Gaya grafis yang memikat akan membuat pemain betah berlama-lama. Karena itulah, Akira Toriyama –mangaka Dragon Ball– ikut menggarap serial Dragon Quest selama puluhan tahun. Atau Yoji Shinkawa yang selalu direkrut dalam tiap seri Metal Gear Solid.
Goresan Lee Myung-jin jadi salah satu daya tarik utama Ragnarok Online. Saat sekuel game itu dibuat dua kali, Ragnarok
Online 2 dan Ragnarok Online II, keduanya berumur pendek. Salah satu sebab kegagalan tersebut adalah gaya grafis Lee Myung-jin lenyap ditelan perubahan grafisnya.
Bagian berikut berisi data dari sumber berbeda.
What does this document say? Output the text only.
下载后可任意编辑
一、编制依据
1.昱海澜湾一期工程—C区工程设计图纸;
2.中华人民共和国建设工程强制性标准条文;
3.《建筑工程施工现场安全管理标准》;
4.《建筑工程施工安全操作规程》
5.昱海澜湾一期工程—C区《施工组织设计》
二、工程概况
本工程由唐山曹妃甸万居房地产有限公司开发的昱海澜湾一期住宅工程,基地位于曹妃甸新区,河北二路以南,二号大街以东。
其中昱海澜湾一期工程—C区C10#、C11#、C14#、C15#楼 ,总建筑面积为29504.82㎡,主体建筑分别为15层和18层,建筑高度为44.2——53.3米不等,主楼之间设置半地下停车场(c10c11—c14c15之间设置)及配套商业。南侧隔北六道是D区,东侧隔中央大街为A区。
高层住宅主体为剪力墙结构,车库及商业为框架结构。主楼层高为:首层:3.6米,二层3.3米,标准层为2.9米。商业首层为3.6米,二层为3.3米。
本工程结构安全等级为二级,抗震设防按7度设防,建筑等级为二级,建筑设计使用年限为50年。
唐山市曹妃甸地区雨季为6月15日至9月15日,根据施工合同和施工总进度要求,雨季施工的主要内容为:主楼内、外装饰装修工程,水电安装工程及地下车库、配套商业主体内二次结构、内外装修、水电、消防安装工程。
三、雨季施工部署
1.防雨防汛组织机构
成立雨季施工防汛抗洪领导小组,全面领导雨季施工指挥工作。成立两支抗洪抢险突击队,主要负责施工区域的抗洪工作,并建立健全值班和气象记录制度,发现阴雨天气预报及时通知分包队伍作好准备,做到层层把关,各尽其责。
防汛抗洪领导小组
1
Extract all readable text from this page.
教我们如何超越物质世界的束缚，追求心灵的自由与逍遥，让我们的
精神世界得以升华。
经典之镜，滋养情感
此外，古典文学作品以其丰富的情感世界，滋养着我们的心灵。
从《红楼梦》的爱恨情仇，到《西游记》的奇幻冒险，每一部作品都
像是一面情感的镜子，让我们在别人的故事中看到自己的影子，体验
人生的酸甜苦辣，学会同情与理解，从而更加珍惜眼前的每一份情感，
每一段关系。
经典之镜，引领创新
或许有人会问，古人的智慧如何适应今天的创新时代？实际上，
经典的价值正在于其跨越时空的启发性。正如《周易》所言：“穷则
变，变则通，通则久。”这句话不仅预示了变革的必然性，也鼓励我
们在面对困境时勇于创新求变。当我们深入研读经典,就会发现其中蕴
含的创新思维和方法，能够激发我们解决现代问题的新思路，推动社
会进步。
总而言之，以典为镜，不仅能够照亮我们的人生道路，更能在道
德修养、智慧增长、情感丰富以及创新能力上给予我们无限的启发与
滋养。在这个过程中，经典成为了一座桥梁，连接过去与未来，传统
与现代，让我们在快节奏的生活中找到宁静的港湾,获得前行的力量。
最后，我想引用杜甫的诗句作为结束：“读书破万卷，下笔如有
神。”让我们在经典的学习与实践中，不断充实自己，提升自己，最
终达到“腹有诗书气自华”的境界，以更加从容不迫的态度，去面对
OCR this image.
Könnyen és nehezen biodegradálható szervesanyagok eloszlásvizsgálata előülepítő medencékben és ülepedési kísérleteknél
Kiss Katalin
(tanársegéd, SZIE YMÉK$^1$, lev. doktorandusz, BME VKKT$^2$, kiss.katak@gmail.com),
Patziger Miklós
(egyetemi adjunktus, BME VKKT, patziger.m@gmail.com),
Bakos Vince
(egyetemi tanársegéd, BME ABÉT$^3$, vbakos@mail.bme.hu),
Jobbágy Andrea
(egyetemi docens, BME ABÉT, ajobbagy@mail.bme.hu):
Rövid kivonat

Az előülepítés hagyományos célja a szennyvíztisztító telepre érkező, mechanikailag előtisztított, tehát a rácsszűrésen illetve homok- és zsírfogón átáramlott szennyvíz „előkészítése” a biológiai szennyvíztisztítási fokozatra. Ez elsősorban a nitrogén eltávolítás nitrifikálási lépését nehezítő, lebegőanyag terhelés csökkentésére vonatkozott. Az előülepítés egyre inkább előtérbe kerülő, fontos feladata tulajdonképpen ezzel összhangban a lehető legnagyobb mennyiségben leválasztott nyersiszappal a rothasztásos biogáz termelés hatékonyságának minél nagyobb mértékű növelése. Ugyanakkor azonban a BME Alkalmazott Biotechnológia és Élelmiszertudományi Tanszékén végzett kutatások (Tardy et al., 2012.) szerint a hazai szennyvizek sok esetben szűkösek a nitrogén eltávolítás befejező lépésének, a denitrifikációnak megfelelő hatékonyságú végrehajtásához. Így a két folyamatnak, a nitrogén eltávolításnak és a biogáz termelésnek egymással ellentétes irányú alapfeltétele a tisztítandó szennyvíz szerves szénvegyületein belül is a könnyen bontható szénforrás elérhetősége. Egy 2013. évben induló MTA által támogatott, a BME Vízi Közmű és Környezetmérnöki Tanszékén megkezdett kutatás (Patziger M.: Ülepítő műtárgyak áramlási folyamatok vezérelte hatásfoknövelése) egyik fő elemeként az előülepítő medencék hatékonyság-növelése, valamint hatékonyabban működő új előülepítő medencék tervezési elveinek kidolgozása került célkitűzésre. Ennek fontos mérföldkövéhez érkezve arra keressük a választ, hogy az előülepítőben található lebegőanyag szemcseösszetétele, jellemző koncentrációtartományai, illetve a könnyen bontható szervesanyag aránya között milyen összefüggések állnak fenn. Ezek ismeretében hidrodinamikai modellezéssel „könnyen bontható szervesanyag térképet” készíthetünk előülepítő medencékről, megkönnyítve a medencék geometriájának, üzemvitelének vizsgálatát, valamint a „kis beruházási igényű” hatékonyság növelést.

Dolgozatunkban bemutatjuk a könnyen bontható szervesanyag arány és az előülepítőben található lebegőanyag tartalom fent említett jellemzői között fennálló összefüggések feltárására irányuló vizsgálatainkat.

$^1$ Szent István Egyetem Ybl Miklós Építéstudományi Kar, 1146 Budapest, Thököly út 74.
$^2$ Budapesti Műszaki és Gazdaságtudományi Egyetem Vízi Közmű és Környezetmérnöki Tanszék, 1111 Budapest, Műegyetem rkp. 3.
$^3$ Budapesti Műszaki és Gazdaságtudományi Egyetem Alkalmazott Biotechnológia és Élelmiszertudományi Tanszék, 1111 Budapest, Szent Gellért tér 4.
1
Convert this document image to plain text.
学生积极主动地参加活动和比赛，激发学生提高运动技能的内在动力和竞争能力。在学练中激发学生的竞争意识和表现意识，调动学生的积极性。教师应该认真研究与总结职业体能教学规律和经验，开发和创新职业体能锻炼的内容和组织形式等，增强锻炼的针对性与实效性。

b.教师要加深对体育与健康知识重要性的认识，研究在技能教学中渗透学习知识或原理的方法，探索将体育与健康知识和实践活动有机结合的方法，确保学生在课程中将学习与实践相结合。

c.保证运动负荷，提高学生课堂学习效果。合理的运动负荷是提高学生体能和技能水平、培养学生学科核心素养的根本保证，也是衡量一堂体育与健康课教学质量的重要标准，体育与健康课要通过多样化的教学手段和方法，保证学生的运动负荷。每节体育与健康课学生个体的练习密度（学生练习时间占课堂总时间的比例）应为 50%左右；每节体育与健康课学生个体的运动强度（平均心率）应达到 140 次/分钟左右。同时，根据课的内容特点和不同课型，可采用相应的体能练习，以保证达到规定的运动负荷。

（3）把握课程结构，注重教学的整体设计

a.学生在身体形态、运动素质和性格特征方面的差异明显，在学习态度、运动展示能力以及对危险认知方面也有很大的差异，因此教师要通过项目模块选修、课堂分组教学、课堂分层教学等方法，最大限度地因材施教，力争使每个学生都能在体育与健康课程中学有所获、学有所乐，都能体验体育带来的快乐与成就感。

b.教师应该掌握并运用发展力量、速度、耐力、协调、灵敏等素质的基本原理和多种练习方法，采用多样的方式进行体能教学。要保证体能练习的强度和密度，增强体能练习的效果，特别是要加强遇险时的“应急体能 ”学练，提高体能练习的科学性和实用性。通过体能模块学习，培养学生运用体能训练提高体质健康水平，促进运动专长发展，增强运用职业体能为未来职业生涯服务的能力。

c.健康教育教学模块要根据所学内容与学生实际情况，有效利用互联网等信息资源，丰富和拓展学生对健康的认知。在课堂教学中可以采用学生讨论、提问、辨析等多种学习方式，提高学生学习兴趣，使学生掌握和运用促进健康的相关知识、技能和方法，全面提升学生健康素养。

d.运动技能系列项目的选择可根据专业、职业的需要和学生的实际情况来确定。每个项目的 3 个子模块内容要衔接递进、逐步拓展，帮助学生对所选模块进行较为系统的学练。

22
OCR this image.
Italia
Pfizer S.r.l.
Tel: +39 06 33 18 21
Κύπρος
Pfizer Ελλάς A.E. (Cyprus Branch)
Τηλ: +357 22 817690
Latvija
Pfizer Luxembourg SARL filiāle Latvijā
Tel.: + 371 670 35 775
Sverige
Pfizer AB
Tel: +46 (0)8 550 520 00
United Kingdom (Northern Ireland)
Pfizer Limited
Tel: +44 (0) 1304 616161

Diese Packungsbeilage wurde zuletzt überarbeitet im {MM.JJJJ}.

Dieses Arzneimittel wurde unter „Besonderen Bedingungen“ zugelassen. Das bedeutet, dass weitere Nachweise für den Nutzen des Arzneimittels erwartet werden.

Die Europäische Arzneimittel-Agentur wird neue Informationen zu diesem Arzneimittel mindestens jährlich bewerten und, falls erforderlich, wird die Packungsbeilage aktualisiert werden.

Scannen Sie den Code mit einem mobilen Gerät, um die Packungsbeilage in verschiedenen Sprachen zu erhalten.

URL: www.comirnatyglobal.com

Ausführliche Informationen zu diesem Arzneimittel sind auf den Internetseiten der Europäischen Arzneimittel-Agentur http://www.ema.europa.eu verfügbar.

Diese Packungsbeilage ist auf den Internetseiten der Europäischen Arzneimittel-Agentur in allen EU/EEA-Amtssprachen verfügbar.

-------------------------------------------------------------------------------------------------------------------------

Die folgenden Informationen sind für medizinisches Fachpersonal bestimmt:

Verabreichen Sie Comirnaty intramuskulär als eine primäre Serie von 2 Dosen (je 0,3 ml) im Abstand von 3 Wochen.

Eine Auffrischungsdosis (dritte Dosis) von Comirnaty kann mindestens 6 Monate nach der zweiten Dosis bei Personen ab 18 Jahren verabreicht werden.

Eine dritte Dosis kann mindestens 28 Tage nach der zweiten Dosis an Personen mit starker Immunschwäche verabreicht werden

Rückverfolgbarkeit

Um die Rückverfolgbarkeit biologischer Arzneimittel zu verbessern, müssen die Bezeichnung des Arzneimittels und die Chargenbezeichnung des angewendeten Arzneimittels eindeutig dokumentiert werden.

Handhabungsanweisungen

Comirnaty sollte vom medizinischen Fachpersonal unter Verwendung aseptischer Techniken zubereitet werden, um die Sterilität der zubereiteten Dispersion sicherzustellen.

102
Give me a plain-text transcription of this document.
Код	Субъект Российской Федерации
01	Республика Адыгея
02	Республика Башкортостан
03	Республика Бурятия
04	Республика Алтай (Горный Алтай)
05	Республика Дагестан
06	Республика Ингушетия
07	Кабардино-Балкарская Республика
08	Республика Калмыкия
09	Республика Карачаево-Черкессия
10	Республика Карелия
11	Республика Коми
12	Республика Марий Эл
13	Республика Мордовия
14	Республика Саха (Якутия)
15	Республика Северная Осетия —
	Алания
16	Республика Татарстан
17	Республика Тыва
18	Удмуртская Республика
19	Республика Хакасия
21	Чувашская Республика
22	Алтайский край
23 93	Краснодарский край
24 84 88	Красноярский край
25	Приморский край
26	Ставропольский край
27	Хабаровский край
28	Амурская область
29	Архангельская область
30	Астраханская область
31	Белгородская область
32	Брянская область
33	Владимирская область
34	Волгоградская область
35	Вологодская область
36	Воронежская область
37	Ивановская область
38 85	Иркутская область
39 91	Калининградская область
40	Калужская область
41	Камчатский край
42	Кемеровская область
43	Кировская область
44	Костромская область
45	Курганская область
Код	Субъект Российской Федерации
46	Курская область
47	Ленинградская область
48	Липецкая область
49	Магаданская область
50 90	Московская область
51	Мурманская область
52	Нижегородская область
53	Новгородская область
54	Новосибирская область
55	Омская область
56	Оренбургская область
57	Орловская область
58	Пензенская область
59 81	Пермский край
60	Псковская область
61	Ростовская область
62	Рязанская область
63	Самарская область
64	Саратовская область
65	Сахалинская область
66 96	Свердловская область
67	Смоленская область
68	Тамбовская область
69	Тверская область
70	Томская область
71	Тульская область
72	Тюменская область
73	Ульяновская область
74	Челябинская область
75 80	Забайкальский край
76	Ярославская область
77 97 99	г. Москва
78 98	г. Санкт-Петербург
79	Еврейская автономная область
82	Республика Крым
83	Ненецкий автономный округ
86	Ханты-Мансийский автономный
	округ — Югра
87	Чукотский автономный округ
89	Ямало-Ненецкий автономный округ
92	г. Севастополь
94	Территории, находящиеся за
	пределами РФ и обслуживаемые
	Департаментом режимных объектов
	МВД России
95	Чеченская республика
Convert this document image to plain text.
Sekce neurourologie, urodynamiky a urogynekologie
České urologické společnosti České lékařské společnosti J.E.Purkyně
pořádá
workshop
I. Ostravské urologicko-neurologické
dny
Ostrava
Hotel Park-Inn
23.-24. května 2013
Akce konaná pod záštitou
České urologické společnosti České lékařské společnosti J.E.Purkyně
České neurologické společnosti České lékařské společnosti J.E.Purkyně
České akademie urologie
Sementara itu, Ragnarok Online seri pertama yang teknologi grafisnya sangat sederhana malah eksis hingga sekarang.
Gaya grafis Lee Myung-Jin memang memikat sejak manhwa Ragnarok diterbitkan belasan tahun silam. Para karakter macam Chaos, Loki, dan Iris
masih melekat di benak para pembacanya. Banyak yang setia menunggu kelanjutan
manhwa tersebut. Padahal, kualitas ceritanya sebenarnya tak istimewa.
Ketika muncul di webtoon beberapa saat silam, manhwa Soul Ark langsung menarik perhatian banyak orang. Nuansa dan aksinya serupa dengan game populer seperti Subarashiki Kono Sekai (The World Ends
with You) dan serial Persona. Tapi, kali ini latarnya adalah kota serupa Seoul dengan deretan karakter karya Lee Myung-jin.
Sempat ada kekhawatiran bahwa gaya grafis Lee Myung-jin kembali hilang saat
Soul Ark dijadikan game. Untungnya, Bluestone Soft punya graphic engine yang memungkinkan tampilan ala manhwa. Jadi, sekarang tinggal bagaimana sistem permainan dirancang dan dikelola agar Soul Ark yang sudah mengusung potensi besar ini mampu merebut singgasana Seven Knights. (*)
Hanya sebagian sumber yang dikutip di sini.